Davidson looked at it casually. Then suddenly his face lit up. "Good heavens!" said he. "I could almost swear -"
"What?" said Atkins.
"That I had seen that ship before."
"Don't see how you can have. She hasn't been out of the South Seas for six years, and before then -"
"But," began Davidson, and then, "Yes - that's the ship I dreamt of; I'm sure that's the ship I dreamt of. She was standing off an island that swarmed with penguins, and she fired a gun."
"Good Lord!" said Atkins, who had never heard the particulars of the seizure. "How the deuce could you dream that?"
And then, bit by bit, it came out that on the very day Davidson was seized, H.M.S. Fulmar had actually been off a little rock to the south of Antipodes Island. A boat had landed overnight to get penguins' eggs, had been delayed, and a thunderstorm drifting up, the boat's crew had waited until the morning before rejoining the ship. Atkins had been one of them, and he corroborated, word for word, the descriptions Davidson had given of the island and the boat. There is not the slightest doubt in any of our minds that Davidson has really seen the place. In some unaccountable way, while he moved hither and thither in London, his sight moved hither and thither in a manner that corresponded, about this distant island. How is absolutely a mystery.
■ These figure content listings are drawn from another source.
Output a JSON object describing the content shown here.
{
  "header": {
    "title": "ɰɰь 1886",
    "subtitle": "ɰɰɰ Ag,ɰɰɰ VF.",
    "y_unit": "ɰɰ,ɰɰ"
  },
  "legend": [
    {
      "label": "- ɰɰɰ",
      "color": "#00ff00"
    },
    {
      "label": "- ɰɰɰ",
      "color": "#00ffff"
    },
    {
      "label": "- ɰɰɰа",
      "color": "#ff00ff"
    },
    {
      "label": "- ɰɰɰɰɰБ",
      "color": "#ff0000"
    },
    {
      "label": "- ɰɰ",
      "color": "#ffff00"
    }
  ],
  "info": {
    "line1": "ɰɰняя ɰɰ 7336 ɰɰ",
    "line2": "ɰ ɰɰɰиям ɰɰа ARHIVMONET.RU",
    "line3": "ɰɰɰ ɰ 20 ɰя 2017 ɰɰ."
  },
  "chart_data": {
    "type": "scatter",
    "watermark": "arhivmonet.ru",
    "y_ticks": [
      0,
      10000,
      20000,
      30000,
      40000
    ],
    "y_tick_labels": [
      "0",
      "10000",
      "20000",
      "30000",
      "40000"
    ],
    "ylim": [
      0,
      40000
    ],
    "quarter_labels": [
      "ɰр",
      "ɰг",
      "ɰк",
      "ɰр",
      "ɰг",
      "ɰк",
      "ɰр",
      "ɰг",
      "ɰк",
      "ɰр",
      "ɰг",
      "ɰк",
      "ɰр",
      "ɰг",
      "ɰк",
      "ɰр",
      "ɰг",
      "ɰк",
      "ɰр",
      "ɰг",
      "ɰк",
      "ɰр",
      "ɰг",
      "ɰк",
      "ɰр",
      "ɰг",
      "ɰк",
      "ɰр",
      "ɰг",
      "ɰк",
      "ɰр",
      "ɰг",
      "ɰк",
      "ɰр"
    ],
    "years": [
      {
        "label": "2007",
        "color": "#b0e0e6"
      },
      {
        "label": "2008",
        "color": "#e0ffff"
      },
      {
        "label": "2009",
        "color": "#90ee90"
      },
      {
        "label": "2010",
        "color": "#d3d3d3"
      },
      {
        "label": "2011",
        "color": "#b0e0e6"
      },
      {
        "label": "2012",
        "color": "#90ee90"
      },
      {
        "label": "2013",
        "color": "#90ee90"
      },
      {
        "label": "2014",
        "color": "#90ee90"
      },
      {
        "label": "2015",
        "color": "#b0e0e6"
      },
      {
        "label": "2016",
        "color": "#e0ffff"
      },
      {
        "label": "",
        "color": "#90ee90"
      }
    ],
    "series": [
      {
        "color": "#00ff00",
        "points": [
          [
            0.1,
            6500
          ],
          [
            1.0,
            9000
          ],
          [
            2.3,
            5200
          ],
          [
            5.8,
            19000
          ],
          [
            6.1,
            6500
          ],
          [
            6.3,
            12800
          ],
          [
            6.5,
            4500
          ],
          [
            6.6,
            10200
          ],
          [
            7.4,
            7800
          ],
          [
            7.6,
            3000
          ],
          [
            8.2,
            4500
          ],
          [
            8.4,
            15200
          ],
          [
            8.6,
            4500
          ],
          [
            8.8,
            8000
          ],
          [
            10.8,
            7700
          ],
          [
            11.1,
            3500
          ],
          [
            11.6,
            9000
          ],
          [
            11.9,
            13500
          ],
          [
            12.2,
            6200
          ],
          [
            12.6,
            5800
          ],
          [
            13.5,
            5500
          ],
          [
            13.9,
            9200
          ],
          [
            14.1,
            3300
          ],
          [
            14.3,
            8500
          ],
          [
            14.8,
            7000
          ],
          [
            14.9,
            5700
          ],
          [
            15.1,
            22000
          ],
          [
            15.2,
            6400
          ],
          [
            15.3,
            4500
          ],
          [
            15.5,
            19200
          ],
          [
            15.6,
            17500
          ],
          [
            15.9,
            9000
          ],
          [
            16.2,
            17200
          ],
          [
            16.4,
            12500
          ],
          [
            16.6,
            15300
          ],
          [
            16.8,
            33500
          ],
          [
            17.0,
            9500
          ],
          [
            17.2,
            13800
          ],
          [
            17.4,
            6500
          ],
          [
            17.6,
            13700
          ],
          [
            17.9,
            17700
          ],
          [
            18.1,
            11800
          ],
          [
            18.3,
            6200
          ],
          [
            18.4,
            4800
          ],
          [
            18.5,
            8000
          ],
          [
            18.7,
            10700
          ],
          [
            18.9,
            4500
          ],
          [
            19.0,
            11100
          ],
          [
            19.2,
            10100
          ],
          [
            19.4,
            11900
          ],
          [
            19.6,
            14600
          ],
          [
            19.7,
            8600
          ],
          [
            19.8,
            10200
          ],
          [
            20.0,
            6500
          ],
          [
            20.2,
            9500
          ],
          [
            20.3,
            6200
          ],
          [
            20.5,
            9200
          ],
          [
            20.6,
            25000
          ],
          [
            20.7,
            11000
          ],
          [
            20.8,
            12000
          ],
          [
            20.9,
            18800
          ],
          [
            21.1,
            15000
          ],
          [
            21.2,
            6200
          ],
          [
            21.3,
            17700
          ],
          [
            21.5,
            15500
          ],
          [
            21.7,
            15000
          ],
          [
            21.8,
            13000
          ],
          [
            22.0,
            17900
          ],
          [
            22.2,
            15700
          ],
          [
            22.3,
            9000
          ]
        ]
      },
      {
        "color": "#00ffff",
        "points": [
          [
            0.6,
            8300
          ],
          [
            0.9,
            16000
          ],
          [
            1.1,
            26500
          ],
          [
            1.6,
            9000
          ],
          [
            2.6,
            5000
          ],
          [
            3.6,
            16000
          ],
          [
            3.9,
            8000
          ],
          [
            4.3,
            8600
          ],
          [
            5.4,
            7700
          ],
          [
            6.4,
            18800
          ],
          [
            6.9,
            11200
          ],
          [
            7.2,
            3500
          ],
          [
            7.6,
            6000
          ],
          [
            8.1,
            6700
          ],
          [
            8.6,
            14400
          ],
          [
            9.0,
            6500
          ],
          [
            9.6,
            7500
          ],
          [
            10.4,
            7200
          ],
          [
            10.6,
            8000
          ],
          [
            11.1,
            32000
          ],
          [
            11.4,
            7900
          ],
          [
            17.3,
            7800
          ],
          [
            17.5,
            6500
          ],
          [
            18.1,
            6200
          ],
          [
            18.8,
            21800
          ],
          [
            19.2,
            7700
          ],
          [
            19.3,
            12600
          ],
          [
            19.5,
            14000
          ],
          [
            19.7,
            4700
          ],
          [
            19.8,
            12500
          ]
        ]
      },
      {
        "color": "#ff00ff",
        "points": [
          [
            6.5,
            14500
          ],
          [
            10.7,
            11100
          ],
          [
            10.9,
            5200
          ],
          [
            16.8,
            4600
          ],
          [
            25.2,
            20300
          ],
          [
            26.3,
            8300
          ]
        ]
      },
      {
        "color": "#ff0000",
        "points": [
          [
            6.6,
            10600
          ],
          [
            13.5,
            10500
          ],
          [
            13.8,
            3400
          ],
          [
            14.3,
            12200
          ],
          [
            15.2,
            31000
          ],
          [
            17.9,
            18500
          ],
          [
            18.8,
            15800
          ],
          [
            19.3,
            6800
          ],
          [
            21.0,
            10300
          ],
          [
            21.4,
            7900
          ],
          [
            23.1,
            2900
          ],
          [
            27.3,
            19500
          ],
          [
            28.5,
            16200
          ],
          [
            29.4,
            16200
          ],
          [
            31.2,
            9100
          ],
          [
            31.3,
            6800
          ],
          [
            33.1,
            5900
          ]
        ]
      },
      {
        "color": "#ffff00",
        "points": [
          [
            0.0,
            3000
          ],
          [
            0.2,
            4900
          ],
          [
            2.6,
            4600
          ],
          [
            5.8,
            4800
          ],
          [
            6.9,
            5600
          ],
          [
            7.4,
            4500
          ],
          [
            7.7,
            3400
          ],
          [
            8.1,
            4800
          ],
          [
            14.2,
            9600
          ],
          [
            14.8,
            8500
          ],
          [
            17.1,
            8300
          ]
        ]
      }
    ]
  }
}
That completes the remarkable story of Davidson's eyes. It's perhaps the best authenticated case in existence of real vision at a distance. Explanation there is none forthcoming, except what Professor Wade has thrown out. But his explanation invokes the Fourth Dimension, and a dissertation on theoretical kinds of space. To talk of there being "a kink in space" seems mere nonsense to me; it may be because I am no mathematician. When I said that nothing would alter the fact that the place is eight thousand miles away, he answered that two points might be a yard away on a sheet of paper, and yet be brought together by bending the paper round. The reader may grasp his argument, but I certainly do not. His idea seems to be that Davidson, stooping between the poles of the big electro-magnet, had some extraordinary twist given to his retinal elements through the sudden change in the field of force due to the lightning.
He thinks, as a consequence of this, that it may be possible to live visually in one part of the world, while one lives bodily in another. He has even made some experiments in support of his views; but, so far, he has simply succeeded in blinding a few dogs. I believe that is the net result of his work, though I have not seen him for some weeks. Latterly I have been so busy with my work in connection with the Saint Pancras installation that I have had little opportunity of calling to see him. But the whole of his theory seems fantastic to me. The facts concerning Davidson stand on an altogether different footing, and I can testify personally to the accuracy of every detail I have given.